Gündem dışı konuşmalarda söz alan AK Partili meclis üyesi Hüsnü Boztepe, büyükşehir binasının yıkımının gerektiğinin ifade edildiği rapora ilişkin konuştu ve “İTÜ ile İzmir Büyükşehir Belediyesi, 24 Haziran 20201 tarihinde hizmet binasına yönelik bir protokol imzalamıştır. Bu protokol bize sunum yapılmadan 15 -16 gün önce yapılmış. Görüyoruz ki İTÜ herhangi bir raporun kendilerinde olmadığını bugün hem basında hem de İTÜ’nün Mimarlar Odası İzmir şubesine gönderdiği yazıyla öğrendik. İTÜ yolladığı yazıda Dr. Barış Erkuş, İTÜ Afet Yönetimi Enstitüsü Deprem Yönetmeliği Mühendisliği. Programı’nda hizmet vermiş ve 20 Nisan 2020 tarihinde kendi isteğiyle İTÜ’den ayrıldığını söylüyor. Bu İTÜ’nün yazısı. Altında da Ercan Yüksel hocamızın imzası var. Peki binamızla ilgili herhangi bir karot tespiti yapılmış mı? Hayır. Bu yazıda raporun olmadığı söyleniyor. O gün bize burada sunum yapıldı. Oysa bakıyoruz ki oradaki hocanın İTÜ’den ayrılmış olduğun gördük. Raporda belirtiliyor. Biz demek ki İzmirlilere yanlış bilgi vermiş olduk. Binayla ilgili söyleyeceklerim şimdilik bu kadar. Bir konu daha var. Belediye Başkanı’nın bir görevi de belediye meclisine başkanlık yapmaktır. Ama Başkan alışkanlık yaptı ilk oturuma geliyor diğerlerine gelmiyor. Kütahya’da 4 günlük bir program yapmış. Bunu hafta sonu da yapabilirdi. Burada meclise başkanlık yapması gerekirdi. Sayın Başkan daha önce de Burdur’a gitti. Eskiden köy ağaları pavyon kapatırdı. Sayın Başkan da orada mekan kapatıp sabaha kadar eğlenmişler. Eğlensinler. Ama meclise gelip başkanlık yapmasını beklerdik” diyerek Başkan Soyer’in gezilerini eleştirdi.
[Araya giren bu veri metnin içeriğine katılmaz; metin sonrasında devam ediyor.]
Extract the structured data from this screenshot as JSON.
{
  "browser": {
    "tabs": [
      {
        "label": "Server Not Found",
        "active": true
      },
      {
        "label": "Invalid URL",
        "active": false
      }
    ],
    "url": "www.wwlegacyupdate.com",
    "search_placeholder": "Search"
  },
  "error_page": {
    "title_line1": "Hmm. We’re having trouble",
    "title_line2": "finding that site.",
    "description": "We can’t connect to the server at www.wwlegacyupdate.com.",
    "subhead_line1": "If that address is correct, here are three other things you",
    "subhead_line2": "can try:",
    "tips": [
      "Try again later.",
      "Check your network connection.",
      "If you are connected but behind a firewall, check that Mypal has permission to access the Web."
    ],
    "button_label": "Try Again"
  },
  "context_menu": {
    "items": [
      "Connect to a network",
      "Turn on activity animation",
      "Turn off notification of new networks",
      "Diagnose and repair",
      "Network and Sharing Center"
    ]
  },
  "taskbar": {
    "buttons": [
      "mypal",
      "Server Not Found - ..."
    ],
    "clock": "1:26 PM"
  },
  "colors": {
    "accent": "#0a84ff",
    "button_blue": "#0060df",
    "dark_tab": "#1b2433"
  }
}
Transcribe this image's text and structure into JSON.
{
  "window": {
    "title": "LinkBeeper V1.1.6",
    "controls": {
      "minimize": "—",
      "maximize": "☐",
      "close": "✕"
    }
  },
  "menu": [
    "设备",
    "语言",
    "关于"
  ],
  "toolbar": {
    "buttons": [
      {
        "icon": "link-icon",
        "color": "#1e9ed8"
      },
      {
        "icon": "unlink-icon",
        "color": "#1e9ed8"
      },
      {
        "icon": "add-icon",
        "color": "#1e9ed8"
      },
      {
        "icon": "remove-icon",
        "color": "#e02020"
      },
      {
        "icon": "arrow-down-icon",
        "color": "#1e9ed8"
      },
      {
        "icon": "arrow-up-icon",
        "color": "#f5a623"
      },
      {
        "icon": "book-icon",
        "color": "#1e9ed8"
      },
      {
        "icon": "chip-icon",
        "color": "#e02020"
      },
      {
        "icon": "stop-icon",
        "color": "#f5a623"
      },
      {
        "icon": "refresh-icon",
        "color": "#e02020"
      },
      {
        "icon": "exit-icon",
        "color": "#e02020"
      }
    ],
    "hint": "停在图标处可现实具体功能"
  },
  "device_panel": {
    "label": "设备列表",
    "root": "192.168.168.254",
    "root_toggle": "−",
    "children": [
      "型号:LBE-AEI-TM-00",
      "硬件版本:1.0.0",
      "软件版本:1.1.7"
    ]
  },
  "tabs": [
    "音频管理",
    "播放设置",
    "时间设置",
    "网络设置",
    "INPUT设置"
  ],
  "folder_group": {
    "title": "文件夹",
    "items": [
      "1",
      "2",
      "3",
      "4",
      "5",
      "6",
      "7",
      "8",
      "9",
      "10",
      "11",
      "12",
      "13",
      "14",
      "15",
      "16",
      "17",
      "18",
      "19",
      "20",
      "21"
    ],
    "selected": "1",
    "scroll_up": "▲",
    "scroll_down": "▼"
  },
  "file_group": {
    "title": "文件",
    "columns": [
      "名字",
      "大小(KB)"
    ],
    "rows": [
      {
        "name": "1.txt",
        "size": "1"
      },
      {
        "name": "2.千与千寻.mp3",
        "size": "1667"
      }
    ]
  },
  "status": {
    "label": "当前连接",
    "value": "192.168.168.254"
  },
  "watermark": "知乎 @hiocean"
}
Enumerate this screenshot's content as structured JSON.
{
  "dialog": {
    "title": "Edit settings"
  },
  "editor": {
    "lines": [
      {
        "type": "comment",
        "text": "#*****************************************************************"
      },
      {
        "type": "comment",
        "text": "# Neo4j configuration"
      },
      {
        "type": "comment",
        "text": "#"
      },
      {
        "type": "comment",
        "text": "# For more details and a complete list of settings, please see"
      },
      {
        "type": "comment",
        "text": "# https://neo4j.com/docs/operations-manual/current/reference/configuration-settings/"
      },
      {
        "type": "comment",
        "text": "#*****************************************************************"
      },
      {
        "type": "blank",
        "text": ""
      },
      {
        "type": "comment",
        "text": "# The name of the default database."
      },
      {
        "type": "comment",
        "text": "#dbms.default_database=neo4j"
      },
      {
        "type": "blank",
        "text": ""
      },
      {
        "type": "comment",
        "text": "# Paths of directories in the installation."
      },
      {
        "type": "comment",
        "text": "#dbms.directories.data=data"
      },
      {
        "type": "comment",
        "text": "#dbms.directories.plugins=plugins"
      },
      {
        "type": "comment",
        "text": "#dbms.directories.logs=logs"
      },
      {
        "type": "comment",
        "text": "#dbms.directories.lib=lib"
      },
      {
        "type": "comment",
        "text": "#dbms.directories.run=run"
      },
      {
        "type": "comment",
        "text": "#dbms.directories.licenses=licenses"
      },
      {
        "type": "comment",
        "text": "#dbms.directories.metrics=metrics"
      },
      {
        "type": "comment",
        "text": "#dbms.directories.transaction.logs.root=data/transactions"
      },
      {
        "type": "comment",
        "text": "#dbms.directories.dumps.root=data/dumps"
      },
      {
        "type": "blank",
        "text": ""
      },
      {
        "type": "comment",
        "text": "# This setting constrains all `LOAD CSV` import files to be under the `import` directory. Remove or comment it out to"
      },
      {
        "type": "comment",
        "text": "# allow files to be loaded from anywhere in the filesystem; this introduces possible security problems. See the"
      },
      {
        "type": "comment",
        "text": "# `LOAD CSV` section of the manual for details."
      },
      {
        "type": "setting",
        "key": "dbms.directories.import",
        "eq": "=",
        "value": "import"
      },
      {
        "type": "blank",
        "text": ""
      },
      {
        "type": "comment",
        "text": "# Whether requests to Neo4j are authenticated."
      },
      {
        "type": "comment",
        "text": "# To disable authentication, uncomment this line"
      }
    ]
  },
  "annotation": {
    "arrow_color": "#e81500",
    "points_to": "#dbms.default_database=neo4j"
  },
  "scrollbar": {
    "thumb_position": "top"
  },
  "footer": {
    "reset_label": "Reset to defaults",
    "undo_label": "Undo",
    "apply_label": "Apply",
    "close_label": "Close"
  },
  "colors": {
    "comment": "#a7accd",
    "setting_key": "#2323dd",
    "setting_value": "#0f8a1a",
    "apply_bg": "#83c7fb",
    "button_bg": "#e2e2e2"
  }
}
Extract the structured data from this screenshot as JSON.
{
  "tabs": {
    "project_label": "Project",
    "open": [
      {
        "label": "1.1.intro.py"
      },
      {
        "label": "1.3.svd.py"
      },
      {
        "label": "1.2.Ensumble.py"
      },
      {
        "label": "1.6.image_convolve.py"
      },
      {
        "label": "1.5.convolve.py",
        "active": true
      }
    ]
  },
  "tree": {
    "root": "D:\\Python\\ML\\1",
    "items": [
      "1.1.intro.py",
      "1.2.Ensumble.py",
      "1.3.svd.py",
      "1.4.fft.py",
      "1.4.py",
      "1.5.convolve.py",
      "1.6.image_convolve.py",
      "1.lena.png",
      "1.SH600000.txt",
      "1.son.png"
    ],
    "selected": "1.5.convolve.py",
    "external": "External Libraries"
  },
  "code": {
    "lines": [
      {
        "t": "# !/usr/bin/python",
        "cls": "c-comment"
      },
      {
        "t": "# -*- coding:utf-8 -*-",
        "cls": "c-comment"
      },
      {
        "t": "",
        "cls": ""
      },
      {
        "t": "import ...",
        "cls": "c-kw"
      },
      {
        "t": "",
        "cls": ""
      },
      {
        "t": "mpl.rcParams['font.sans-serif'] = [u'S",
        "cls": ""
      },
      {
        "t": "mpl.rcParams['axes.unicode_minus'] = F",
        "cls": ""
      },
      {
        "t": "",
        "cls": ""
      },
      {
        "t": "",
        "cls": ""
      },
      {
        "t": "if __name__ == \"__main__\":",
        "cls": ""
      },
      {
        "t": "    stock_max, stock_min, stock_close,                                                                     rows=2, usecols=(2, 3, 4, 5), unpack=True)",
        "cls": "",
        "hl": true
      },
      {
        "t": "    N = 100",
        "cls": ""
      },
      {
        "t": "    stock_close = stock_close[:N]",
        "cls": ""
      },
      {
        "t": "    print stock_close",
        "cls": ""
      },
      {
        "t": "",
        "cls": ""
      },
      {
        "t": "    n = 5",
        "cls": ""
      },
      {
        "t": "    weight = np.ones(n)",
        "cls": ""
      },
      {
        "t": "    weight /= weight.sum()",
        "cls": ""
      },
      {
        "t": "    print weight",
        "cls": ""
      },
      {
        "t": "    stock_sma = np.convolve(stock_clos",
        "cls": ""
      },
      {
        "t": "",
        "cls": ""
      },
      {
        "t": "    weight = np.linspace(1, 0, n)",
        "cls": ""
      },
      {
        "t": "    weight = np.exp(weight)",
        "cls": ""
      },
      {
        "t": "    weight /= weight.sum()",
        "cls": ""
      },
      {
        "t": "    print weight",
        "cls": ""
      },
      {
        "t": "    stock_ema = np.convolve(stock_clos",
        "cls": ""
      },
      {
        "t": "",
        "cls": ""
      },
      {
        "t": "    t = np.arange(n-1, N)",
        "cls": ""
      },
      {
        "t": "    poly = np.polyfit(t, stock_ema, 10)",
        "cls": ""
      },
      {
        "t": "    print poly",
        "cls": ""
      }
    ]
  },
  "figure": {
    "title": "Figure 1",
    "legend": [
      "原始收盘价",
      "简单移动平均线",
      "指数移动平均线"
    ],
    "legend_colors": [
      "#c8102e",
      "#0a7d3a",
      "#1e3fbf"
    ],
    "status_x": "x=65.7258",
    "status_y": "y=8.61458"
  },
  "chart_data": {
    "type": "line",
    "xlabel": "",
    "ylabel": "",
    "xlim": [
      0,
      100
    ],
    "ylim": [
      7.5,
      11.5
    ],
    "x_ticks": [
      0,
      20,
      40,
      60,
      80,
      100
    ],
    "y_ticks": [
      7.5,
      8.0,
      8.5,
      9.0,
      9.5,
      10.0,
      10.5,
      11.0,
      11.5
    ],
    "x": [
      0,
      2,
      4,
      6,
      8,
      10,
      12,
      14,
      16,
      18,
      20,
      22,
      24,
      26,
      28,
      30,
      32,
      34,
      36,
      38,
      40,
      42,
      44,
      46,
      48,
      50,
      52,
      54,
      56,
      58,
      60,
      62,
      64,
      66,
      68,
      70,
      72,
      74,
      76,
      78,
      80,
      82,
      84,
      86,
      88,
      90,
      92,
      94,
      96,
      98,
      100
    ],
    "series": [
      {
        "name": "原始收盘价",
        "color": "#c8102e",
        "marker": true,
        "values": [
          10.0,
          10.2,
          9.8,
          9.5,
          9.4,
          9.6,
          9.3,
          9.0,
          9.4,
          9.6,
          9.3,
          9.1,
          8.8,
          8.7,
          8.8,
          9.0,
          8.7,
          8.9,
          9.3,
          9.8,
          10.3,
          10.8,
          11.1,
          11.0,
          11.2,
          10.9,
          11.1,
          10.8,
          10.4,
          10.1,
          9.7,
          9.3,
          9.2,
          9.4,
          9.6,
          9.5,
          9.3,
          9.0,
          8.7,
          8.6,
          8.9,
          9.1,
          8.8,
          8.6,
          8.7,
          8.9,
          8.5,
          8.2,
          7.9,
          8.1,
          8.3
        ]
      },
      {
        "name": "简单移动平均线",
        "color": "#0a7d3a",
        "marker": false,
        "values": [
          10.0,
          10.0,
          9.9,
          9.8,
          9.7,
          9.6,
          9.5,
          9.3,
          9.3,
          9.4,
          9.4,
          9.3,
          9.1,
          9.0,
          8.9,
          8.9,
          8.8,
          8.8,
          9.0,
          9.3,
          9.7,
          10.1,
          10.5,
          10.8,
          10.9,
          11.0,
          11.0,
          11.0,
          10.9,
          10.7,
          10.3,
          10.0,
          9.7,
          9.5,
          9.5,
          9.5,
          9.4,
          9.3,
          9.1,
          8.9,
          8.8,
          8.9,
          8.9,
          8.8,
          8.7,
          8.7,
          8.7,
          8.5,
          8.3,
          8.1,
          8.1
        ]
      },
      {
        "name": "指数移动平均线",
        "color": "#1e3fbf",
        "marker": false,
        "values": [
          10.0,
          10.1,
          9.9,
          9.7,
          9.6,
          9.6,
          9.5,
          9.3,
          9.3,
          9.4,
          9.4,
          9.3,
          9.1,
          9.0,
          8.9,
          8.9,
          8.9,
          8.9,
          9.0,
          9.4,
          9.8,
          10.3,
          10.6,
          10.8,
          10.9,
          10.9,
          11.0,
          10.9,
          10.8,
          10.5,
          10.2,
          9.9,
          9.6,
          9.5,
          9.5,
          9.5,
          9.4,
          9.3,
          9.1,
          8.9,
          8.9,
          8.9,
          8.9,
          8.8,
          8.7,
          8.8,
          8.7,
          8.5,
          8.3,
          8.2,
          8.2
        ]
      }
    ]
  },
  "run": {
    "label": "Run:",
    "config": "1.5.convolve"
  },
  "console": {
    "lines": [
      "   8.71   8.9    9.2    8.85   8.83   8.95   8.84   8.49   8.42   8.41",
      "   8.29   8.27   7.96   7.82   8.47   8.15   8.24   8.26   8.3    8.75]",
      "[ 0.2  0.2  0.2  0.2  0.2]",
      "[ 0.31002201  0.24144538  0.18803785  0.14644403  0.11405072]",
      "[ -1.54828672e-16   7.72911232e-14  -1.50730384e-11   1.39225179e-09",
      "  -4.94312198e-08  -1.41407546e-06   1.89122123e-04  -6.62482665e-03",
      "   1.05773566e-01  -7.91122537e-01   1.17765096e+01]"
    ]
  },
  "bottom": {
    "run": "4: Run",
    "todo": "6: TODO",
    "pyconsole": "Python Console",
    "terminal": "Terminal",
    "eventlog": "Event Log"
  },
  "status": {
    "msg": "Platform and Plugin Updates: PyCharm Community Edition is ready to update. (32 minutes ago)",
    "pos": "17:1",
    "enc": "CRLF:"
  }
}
“YALAN SÖZCÜĞÜYLE İTHAM EDİLMESİNİ AYIPLARIM”
Boztepe’nin eleştirilerine yanıt veren CHP Grup Sözcüsü Nilay Kökkılınç, şunları söyledi; “İTÜ ile İzmir Büyükşehir Belediyesi arasında yapılan protokol resmi bir protokol. Bu protokol çerçevesinde yapılan çalıma sonucunda hazırlana bir rapor söz konusu. Sunumu yapan hoca üniversiten ayrılmış olabilir ama o tarihe kadar yapmış olduğu çalışmalar geçerlidir. Rapor bizim belediyemize resmi olarak geldiği zaman açıklanacak. Hem basına hem de meclise bilgi verilecek. İzmir Büyükşehir Belediyesi’nin hiç kimseye yalan söylemek gibi bir durumu olamaz. Bu şekilde yalan sözcüğüyle itham edilmesini ayıplarım. Genel Sekreterimiz Buğra Bey’e burada. O da yanıt verebilir. İkinci konuya geçeyim. Yine hoş olmayan bir üslupla kişilik haklarına saldırı olabilecek bir üslupla yine İzmir Büyükşehir Belediye Başkanımıza karşı ithamda bulunuldu. İzmir Büyükşehir Belediyesi’nin başkanı İzmir’in başkanı olduğu gibi aynı zamanda Ege Belediyeler Birliğinin de başkanı olarak çalışmakta Dolayısıyla Gediz Nehri’ne yönelik çevresel çalışmaları Ege Belediyeler Birliği Başkanı sıfatıyla yaptığı çalımalar. Son derece değerli çalışmalar kaydettiler. Buradaki çalışmalarla ilgili de bilgiler verdiler. Özellikle OSB’lerden derelere ve Gediz Nehri’ne akan atıkların nehri ne denli kirlettiğini ve Körfez’e nasıl yansıdığını gösterdiler. Dolayısıyla burada Sayın Tunç Soyer’e yapılan saygısızlığı iade ediyorum meclis üyemize”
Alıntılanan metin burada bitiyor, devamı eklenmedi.